Now onto the good stuff! As mentioned, Spider-Man: No Way Home completely lived up to the hype of the trailers and fan anticipation. I felt that the plot was interesting, ground-breaking for the MCU, character-driven, and emotional all at the same time. The plot was also clever and subtle at introducing Daredevil, which was quite unexpected and wasn’t too much of a loud ‘look who it is’ moment. The performances across the board were fantastic, especially Holland’s, Maguire’s, Garfield’s, and all of the villains. Zendaya also deserves some praise, as I honestly was never a fan of her MJ in the previous two movies, but I felt her character gathered so much depth in No Way Home and was more involved with the story.
The soundtrack was awesome as always, plus it was cleverly mixed as it incorporated scores from all of the Spider-Man eras which was a welcome touch rather than them completely creating new themes for the returning characters. The action scenes were engaging, well-choreographed, nostalgic, and created moments that made you want to cheer. It’s safe to say that Spider-Man: No Way Home marketed itself heavily on the nostalgia and returning characters and I felt that this was handled really well.

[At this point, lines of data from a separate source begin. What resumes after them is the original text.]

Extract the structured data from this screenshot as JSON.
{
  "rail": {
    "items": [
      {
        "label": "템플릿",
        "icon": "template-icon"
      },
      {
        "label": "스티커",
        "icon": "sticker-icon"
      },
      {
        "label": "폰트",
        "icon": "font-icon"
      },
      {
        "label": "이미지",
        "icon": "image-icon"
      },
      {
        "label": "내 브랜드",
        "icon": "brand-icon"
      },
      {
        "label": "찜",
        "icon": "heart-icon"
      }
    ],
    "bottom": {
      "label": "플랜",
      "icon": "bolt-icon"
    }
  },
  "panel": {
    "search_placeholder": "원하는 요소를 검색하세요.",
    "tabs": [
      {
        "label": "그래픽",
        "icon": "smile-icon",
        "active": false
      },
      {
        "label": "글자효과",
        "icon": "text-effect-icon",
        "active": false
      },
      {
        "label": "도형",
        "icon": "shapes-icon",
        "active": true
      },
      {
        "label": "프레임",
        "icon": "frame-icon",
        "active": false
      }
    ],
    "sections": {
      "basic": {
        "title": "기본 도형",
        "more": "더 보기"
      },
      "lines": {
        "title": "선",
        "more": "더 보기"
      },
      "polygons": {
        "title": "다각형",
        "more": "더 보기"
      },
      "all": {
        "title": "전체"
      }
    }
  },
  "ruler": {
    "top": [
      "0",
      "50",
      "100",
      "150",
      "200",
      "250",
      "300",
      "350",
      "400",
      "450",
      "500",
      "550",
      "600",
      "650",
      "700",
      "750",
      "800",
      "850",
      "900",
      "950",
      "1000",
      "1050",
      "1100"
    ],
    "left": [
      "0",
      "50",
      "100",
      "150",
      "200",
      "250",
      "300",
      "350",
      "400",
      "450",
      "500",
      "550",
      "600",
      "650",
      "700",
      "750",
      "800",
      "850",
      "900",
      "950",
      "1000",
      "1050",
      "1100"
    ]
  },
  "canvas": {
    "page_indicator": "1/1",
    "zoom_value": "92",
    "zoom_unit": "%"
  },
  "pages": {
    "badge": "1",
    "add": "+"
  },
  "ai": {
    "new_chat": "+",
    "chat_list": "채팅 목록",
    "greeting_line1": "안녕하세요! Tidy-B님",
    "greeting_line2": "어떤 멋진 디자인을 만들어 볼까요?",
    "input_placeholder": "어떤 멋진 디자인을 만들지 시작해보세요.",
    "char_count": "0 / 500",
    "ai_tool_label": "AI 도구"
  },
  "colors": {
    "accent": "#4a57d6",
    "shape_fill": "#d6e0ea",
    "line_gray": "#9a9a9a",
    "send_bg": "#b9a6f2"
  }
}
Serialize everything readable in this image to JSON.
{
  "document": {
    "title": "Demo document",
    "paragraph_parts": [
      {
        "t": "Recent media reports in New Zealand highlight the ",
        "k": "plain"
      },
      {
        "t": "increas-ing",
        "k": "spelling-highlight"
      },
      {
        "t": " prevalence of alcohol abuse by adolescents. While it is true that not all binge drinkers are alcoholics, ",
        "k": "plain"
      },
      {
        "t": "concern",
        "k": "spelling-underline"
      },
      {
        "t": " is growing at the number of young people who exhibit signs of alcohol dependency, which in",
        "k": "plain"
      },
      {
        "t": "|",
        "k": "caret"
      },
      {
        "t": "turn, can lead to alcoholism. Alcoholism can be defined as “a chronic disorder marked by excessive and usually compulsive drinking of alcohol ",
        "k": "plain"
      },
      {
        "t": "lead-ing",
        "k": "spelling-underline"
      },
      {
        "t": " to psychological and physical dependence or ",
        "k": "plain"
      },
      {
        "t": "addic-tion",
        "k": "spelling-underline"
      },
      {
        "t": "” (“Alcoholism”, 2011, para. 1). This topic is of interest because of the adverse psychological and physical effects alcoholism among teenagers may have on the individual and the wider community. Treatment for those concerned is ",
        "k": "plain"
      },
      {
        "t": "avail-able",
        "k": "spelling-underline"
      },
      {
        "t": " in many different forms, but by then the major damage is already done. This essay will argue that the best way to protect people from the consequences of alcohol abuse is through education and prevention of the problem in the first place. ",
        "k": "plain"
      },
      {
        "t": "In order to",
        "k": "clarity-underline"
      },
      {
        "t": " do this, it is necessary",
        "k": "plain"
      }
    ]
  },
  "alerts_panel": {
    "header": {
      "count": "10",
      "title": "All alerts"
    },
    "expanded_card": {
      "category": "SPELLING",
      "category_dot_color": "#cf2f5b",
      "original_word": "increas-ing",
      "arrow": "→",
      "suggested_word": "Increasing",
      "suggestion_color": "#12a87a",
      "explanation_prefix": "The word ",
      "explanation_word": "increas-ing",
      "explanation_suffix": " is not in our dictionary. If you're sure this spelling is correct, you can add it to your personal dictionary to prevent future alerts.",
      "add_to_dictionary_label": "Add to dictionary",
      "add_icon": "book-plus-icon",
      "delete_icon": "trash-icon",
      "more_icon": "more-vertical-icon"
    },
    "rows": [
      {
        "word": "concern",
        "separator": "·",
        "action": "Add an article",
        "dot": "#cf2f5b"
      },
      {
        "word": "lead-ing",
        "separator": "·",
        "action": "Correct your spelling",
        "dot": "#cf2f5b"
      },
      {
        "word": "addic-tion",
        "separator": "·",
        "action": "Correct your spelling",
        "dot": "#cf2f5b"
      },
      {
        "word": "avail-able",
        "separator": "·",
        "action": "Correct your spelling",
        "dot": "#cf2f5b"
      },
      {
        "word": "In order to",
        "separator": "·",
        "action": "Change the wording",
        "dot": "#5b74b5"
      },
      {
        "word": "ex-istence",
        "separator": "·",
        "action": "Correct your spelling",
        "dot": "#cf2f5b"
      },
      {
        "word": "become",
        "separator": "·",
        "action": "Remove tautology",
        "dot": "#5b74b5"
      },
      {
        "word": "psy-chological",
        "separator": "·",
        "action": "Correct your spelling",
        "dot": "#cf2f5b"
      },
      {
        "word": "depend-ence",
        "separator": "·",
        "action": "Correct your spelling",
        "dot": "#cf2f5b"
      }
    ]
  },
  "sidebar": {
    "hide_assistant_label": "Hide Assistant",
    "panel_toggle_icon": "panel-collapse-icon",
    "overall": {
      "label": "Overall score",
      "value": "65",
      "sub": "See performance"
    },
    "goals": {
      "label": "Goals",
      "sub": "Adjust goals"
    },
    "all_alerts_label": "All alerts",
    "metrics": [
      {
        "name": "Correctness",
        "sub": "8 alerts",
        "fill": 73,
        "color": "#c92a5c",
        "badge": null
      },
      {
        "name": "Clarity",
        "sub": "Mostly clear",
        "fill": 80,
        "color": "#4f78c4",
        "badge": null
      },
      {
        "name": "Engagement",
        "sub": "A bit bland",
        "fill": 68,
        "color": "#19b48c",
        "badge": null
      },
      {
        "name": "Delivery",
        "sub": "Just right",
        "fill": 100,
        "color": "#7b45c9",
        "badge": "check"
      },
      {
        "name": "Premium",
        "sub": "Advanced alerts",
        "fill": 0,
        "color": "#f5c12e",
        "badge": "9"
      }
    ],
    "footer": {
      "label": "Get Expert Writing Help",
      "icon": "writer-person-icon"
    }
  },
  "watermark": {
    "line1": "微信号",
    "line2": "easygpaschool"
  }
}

The villains were given depth and enough screen time and likewise, the highlight attraction for me was the returning Spider-Men, being a big lover of Maguire’s Spider-Man. Garfield and Maguire had plenty of screen time and had prominent roles in the plot rather than just being cameos, which was greatly appreciated. Likewise, they were likeable and received plenty of interaction with their respective villains and with one another through simple yet amazing conversations that caused smiles to spread across faces all throughout the theatres. For example, the discussion about the web-shooters and how Maguire’s Spider-Man does it straight from the wrist. These moments made the movie feel so surreal and engaging rather than Maguire and Garfield standing idly by. There were plenty of fantastic quips referring to the previous movies littered throughout which will also, undoubtedly make fans smile.
Overall, Spider-Man: No Way Home executed the multiverse concept spectacularly, with the plethora of characters receiving enough attention, interaction, and development to make the anticipation more than worthwhile.